טכניון מכון טכנולוגי לישראל
הטכניון מכון טכנולוגי לישראל - בית הספר ללימודי מוסמכים  
M.Sc Thesis
M.Sc StudentShprincis Igal
SubjectStudying The Cluster Hypothesis using Fine Grained Analysis
of Relevant Documents
DepartmentDepartment of Industrial Engineering and Management
Supervisor Professor Oren Kurland


Abstract

The cluster hypothesis is that closely associated documents tend to be relevant to the same information needs.

Being a qualitative statement, the cluster hypothesis does not refer to the specific representation method applied for the document/query nor to the association measure employed.

Our goal is to explore the extent to which the cluster hypothesis is affected by the relative portion of relevant text in documents and their passages.

To do so we examine the effect of tightening the requirement for a document/passage to be deemed relevant, based on the fraction of relevant text it contains, on the extent to which the cluster hypothesis holds.

To measure the extent to which the cluster hypothesis holds we use several previously proposed tests.

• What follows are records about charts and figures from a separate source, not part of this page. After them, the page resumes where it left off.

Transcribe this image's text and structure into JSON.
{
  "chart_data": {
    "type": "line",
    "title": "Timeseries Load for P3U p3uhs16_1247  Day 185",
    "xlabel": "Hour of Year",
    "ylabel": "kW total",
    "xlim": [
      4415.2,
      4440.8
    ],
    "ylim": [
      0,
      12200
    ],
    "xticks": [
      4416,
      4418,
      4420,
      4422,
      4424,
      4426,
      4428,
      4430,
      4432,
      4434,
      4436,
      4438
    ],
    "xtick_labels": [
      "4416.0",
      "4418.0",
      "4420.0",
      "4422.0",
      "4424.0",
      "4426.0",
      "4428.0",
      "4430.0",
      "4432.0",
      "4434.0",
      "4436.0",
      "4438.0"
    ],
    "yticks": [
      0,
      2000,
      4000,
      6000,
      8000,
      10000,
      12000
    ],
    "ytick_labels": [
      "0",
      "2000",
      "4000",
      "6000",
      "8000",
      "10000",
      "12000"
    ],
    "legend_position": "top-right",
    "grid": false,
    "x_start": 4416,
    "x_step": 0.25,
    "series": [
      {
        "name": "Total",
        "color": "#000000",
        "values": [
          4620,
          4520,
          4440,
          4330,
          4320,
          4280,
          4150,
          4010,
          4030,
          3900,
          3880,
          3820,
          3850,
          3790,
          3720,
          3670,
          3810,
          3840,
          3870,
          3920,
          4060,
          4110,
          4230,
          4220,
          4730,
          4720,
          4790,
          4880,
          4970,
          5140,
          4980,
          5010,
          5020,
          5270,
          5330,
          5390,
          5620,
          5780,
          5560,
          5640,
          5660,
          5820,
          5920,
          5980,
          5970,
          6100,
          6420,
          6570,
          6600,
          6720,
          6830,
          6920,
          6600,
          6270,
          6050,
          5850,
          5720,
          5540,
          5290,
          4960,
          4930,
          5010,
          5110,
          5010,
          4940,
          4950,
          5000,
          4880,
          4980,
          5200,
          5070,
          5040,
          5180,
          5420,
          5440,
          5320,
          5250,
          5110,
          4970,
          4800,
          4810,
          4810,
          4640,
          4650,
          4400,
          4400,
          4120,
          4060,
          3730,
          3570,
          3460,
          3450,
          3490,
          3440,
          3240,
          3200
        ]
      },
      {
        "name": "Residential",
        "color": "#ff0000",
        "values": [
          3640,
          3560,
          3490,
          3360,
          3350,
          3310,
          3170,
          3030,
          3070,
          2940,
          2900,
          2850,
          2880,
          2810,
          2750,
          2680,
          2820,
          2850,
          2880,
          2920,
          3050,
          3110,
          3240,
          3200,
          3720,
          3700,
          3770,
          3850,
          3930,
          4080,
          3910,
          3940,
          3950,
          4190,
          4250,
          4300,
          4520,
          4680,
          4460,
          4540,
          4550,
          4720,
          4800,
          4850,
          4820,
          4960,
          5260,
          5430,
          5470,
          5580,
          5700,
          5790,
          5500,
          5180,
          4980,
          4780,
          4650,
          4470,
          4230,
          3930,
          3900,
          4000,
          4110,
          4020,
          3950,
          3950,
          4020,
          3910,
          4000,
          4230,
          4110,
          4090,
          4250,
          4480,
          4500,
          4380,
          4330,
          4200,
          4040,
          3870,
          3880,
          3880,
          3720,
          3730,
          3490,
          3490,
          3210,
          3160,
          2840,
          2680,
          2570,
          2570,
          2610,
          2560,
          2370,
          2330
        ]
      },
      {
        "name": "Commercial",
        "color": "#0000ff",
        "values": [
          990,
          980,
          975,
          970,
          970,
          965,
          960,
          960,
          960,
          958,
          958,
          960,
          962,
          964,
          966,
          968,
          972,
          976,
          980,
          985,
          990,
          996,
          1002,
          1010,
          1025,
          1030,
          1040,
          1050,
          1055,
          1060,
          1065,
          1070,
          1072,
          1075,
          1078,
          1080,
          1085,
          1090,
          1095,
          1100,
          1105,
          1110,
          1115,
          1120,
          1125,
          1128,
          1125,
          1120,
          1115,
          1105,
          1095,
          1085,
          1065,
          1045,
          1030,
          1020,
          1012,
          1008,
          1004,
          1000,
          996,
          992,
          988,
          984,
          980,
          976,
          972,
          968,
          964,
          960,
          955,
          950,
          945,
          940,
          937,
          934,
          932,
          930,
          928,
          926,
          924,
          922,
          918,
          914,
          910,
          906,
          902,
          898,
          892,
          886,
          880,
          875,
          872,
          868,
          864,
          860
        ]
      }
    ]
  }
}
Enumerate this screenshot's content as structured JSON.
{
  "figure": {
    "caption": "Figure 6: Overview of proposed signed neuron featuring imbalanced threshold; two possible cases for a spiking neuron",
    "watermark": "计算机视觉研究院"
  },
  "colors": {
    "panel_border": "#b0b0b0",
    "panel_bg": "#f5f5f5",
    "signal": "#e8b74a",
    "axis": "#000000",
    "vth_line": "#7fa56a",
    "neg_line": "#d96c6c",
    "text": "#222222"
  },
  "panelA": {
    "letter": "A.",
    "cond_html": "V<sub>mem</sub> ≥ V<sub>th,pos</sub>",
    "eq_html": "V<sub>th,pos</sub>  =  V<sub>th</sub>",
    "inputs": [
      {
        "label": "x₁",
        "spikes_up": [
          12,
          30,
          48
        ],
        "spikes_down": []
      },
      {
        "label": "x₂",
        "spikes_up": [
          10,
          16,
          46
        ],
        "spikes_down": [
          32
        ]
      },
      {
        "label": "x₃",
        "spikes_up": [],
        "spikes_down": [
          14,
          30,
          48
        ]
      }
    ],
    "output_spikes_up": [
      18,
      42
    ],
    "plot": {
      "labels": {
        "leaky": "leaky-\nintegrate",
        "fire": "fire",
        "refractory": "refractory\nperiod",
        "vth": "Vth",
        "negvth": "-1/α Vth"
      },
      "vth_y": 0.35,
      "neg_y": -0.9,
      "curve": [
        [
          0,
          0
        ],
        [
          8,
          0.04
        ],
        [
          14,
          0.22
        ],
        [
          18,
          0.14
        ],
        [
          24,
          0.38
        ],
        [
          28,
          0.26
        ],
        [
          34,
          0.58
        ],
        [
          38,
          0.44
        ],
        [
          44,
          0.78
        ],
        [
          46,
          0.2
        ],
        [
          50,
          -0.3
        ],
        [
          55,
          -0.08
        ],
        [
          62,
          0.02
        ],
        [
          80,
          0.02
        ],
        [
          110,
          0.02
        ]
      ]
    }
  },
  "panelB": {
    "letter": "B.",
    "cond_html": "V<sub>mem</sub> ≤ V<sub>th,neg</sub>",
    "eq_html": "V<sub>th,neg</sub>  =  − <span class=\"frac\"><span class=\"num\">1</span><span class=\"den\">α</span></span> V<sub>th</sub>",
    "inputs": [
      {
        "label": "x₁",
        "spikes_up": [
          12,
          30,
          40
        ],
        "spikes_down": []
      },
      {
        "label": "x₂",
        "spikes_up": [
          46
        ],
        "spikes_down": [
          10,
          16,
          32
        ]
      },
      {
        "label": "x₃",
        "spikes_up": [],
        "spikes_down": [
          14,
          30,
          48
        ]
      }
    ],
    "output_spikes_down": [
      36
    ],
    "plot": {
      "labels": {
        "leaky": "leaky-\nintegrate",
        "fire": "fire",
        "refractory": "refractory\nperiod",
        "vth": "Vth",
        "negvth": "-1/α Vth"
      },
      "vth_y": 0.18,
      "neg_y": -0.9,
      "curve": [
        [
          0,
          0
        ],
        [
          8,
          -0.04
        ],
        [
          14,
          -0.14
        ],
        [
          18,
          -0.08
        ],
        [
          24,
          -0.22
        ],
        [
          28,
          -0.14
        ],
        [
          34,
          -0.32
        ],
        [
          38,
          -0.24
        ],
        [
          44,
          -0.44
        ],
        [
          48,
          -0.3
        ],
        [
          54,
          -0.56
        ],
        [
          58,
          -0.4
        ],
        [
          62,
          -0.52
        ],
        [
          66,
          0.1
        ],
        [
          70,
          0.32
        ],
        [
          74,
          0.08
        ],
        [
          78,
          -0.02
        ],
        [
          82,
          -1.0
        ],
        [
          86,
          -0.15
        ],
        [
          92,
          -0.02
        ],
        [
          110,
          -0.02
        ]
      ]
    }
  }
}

In addition, we analyze the properties and relations between different types of meta-documents;

these consist of either relevant or non-relevant passages in top-retrieved documents.

Finally, we propose an extended model for query-performance prediction which utilizes the aforementioned meta-documents.

Our conclusions shed light on some practical aspects of the of the extent to which the cluster hypothesis holds and on the properties of top retrieved documents.